I intend to use the word "signal" more conventionally, as impulses which propagate through a medium bearing information to a receiver. Sound waves and light waves are examples of signals.
Now, I suppose you noticed that in the excerpt Diver names the articulatory gestures as the phonological units. That is the thrust of my paper, only I am going to give a semiotic perspective on the matter. I hope to visit the fields of semiotics, psychology, and information theory, and to show how they point to the articulatory gestures, not their reflexes, the sounds, as the phonological units of language. I want to show that just as a statue is not constituted by the light it reflects, speech is not constituted by the sounds that the gestures reflect or at times produce. I hope to help us overcome some natural and manmade predispositions and understand how something which we cannot visualize nevertheless can be an entity that we perceive.

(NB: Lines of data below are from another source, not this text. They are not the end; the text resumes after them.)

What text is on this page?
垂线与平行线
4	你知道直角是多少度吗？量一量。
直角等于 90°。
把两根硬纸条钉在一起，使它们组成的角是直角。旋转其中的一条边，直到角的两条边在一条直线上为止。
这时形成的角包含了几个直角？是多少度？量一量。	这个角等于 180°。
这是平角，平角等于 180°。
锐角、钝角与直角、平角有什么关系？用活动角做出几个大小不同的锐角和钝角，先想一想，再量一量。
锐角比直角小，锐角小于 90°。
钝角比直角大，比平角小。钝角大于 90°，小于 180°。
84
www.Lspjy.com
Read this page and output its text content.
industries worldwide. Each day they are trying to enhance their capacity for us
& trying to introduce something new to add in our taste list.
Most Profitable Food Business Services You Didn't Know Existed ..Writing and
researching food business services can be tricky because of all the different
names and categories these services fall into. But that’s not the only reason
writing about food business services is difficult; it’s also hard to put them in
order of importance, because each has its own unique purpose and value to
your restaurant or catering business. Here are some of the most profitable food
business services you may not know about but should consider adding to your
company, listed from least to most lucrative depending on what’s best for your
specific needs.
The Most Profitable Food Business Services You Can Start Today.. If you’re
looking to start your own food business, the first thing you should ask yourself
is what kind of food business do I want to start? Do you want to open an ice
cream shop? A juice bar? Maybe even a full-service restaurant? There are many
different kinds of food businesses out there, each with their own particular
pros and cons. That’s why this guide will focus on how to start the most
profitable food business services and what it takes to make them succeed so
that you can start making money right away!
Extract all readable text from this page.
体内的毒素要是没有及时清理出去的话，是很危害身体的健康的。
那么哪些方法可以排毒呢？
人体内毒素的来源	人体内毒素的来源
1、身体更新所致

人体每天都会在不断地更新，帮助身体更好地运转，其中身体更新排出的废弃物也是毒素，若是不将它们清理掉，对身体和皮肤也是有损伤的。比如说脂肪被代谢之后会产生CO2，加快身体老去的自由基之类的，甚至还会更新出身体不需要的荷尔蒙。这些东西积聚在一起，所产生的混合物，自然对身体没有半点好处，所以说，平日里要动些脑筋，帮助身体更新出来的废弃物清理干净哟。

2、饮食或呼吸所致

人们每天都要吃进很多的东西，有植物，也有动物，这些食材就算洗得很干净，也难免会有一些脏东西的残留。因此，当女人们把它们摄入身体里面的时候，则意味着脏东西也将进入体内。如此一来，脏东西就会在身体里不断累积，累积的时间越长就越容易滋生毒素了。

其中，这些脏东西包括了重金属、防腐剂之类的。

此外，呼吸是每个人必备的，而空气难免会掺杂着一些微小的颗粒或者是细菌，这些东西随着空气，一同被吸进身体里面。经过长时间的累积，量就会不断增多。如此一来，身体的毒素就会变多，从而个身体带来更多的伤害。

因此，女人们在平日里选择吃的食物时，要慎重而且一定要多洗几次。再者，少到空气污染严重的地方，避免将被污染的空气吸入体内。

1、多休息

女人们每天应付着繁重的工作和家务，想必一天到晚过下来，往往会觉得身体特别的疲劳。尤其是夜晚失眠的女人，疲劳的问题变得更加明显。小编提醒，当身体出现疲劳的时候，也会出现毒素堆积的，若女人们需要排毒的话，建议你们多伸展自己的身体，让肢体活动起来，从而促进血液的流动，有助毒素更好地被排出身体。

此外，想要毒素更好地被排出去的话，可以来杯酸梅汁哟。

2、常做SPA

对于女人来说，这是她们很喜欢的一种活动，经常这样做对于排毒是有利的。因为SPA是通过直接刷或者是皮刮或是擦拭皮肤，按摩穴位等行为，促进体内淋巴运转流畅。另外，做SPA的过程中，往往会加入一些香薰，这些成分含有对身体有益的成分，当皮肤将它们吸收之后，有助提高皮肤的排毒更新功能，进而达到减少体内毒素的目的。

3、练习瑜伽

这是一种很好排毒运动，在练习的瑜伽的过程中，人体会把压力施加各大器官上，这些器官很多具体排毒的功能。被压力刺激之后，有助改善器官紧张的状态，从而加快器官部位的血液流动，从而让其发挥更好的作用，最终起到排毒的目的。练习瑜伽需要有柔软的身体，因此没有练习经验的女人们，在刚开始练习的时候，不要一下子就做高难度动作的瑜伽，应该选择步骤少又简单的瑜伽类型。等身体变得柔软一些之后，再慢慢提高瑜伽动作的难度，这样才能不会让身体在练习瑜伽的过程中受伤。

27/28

Not much appears written in the field of Semiotics
on the physical manifestation of the sign. Saussure, who claimed
that linguistics is just a part of semiology, thought that the linguistic
sign is a combination of a concept plus a sound image. This
entirely mental definition seems too abstract and difficult to study scientifically.
In a well-publicized diagram, the late Thomas Sebeok lists various sources
of signs, from natural to manmade to extra-terrestrial. In
another, he lists various channels through which signs can be communicated.
But he never seems to enter the argument as to whether the sound or the
articulatory gesture is the linguistic sign. Umberto Eco presents
a very elaborate theory of semiotics, and he seems to endorse the tacit
linguistic assumption that the sound is the sign.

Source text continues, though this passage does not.